Charles Clancy, the director of the Ted and Karyn Hume Center for National Security and Technology, has been elected to a four-year term as a member of the Intelligence Committee of the Armed Forces Communications and Electronics Association (AFCEA).
AFCEA is an international association of information technology, communications, and electronics professionals in the defense, homeland security, and intelligence communities. The intelligence committee provides an active focal point within AFCEA to encourage the exchange of ideas and coordinating the association’s intelligence-related activities.
This appointment places Clancy in a select group of public and private sector intelligence professionals who oversee AFCEA’s intelligence outreach and help build bridges between government and industry.
Clancy has served as the Hume Center’s director since 2011, conducting research, educating students, and promoting strategic partnerships with government and industry groups. He is also the co-director of the National Science Foundation Security and Software Engineering Research Center and associate professor of electrical engineering in the College of Engineering.

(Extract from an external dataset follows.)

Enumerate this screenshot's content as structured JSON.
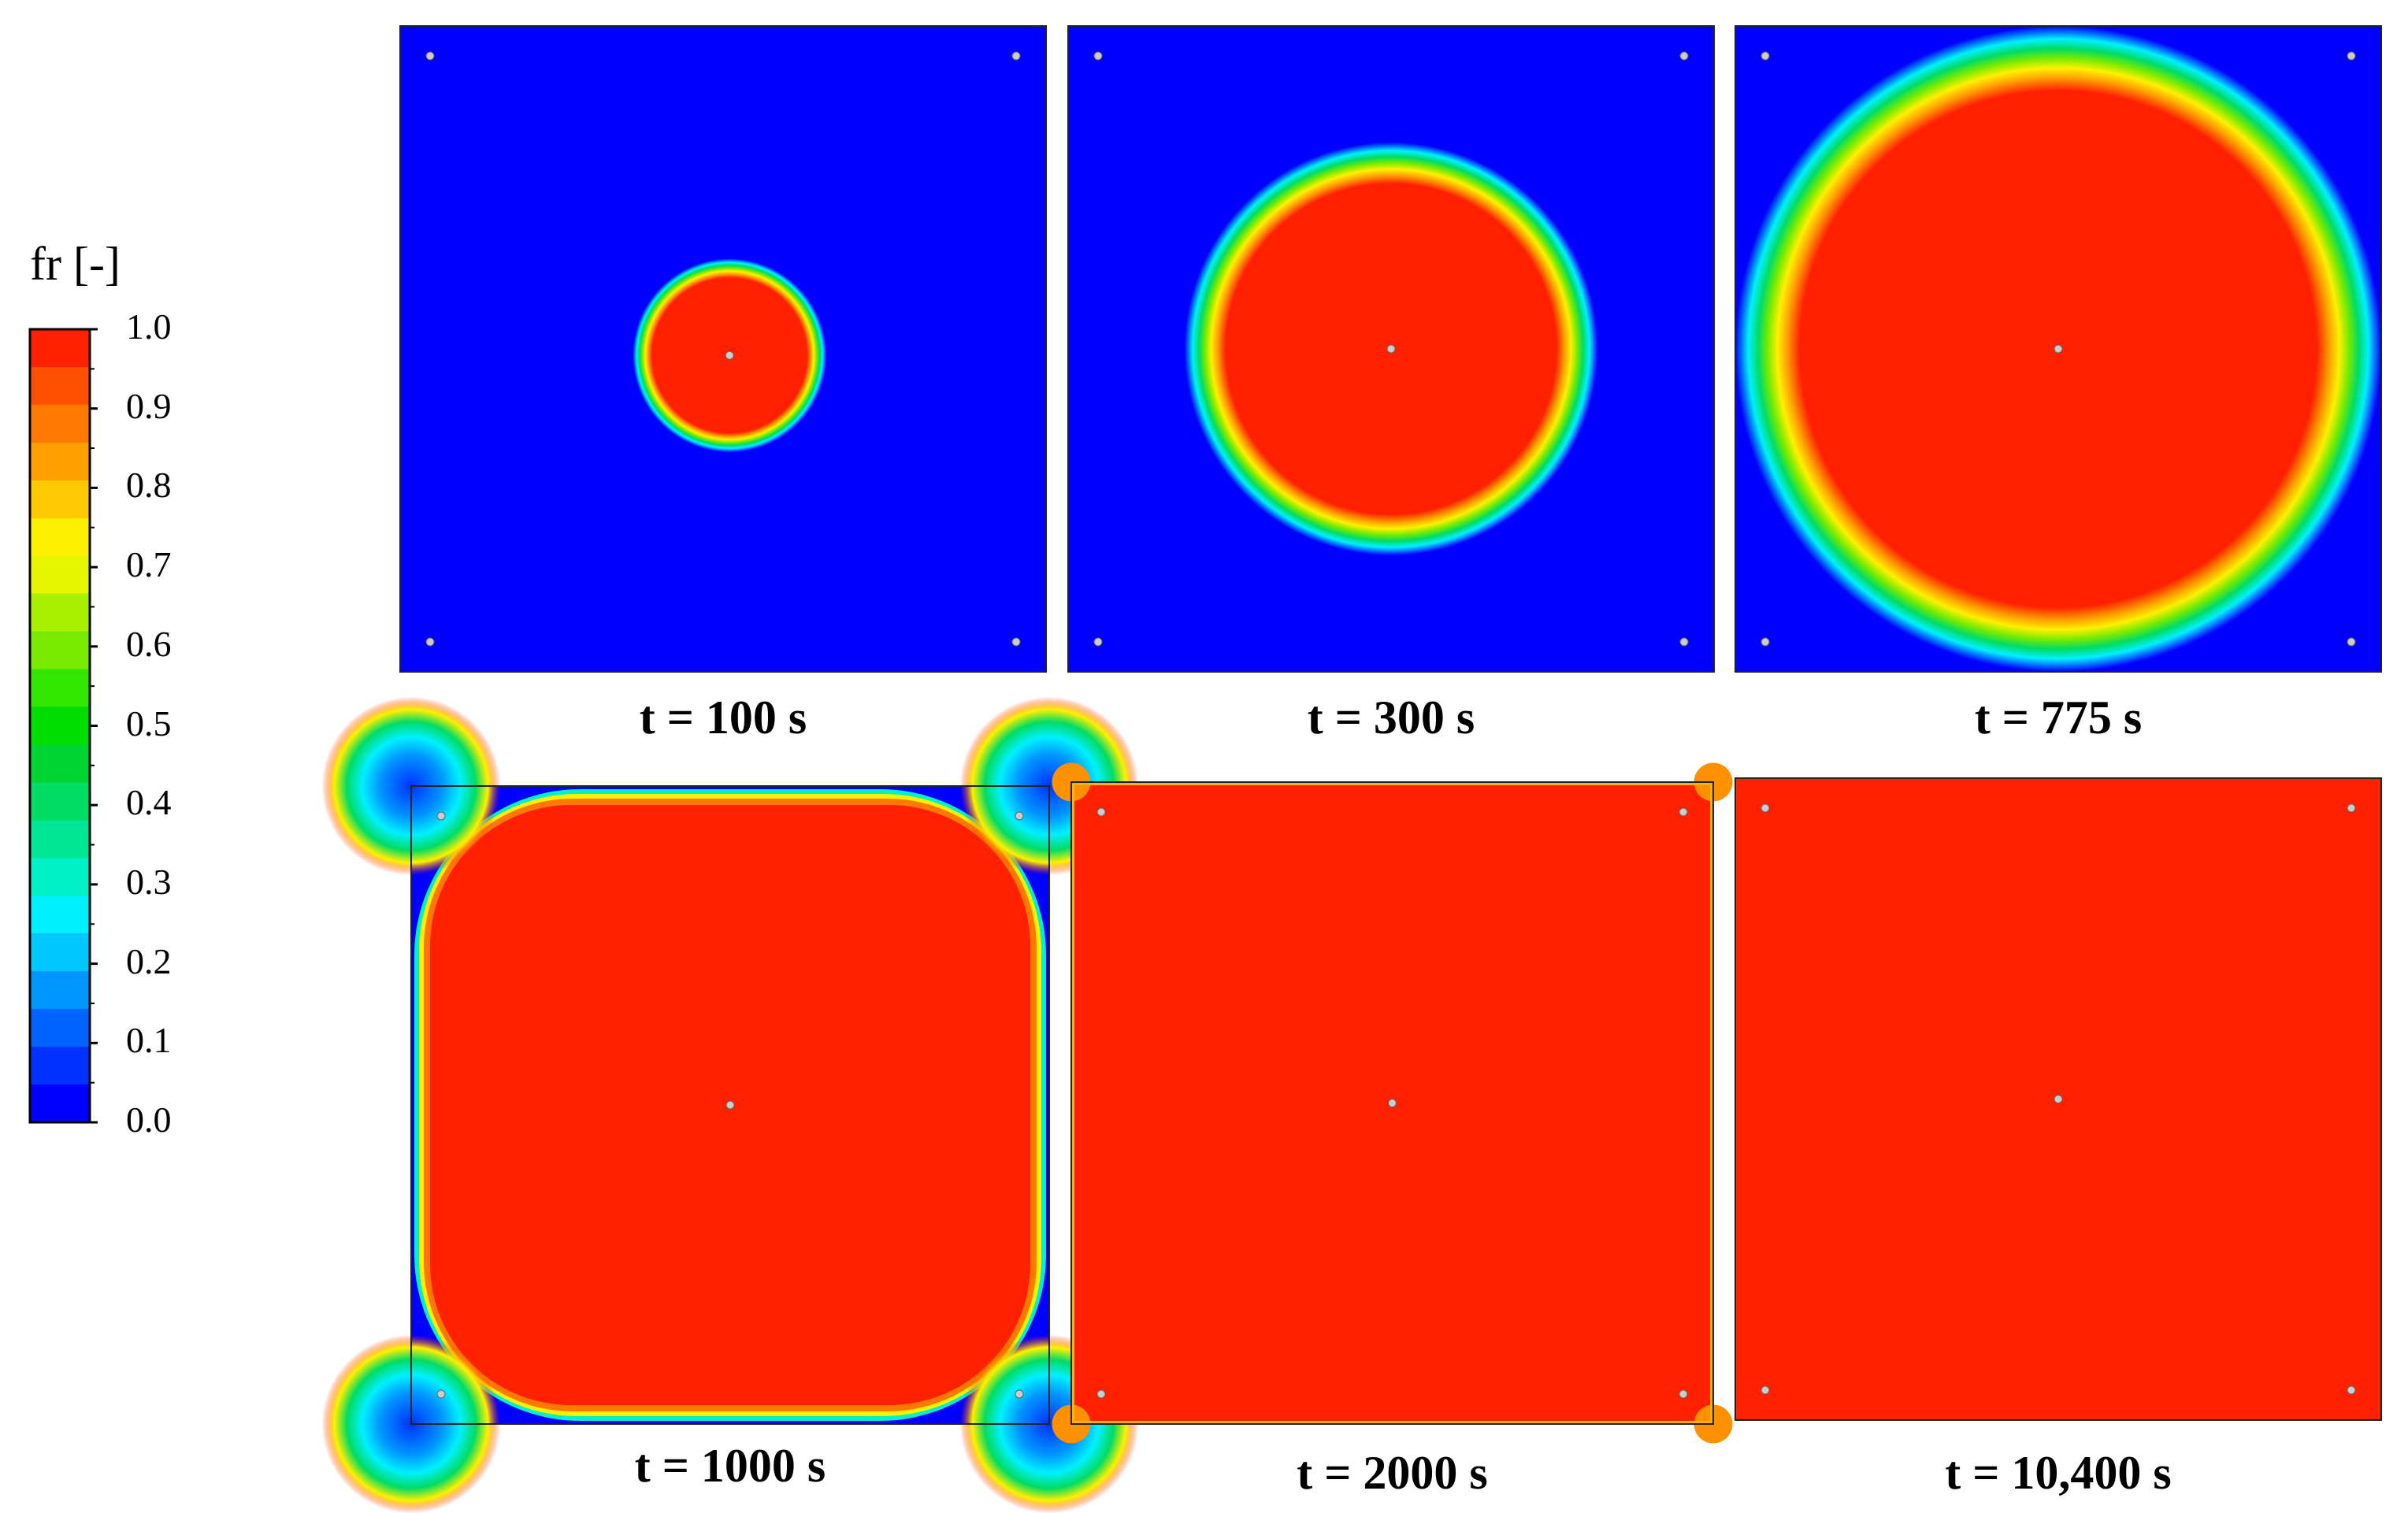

Prior to joining Virginia Tech, Clancy served as a senior researcher in a defense research lab at the University of Maryland, and has held a number of research, scientific, and engineering positions within the United States Department of Defense.
Clancy holds a master’s degree in electrical engineering from the University of Illinois and a Ph.D. in computer science from the University of Maryland. He is a senior member of the Institute of Electrical and Electronics Engineers and has more than 100 peer-reviewed technical publications. His research interests include cognitive communications and spectrum security.
Administratively organized under the Institute for Critical Technology and Applied Science with operations at the Virginia Tech Research Center -- Arlington and the Corporate Research Center in Blacksburg, the Hume Center leads Virginia Tech’s research, education, and outreach programs focused on the communication and computation challenges of the national security community. Research programs focus on signals intelligence, electronic warfare, cybersecurity and analytics, and aerospace systems.
The Hume Center’s education and outreach programs seek to educate the next generation of leaders in national security technologies. Through the center, Virginia Tech students interested in careers in national security have access to resources including guest speakers, internship opportunities, research projects, mentorship, and scholarships.
Dedicated to its motto, Ut Prosim (That I May Serve), Virginia Tech takes a hands-on, engaging approach to education, preparing scholars to be leaders in their fields and communities. As the commonwealth’s most comprehensive university and its leading research institution, Virginia Tech offers 240 undergraduate and graduate degree programs to more than 31,000 students and manages a research portfolio of $513 million. The university fulfills its land-grant mission of transforming knowledge to practice through technological leadership and by fueling economic growth and job creation locally, regionally, and across Virginia.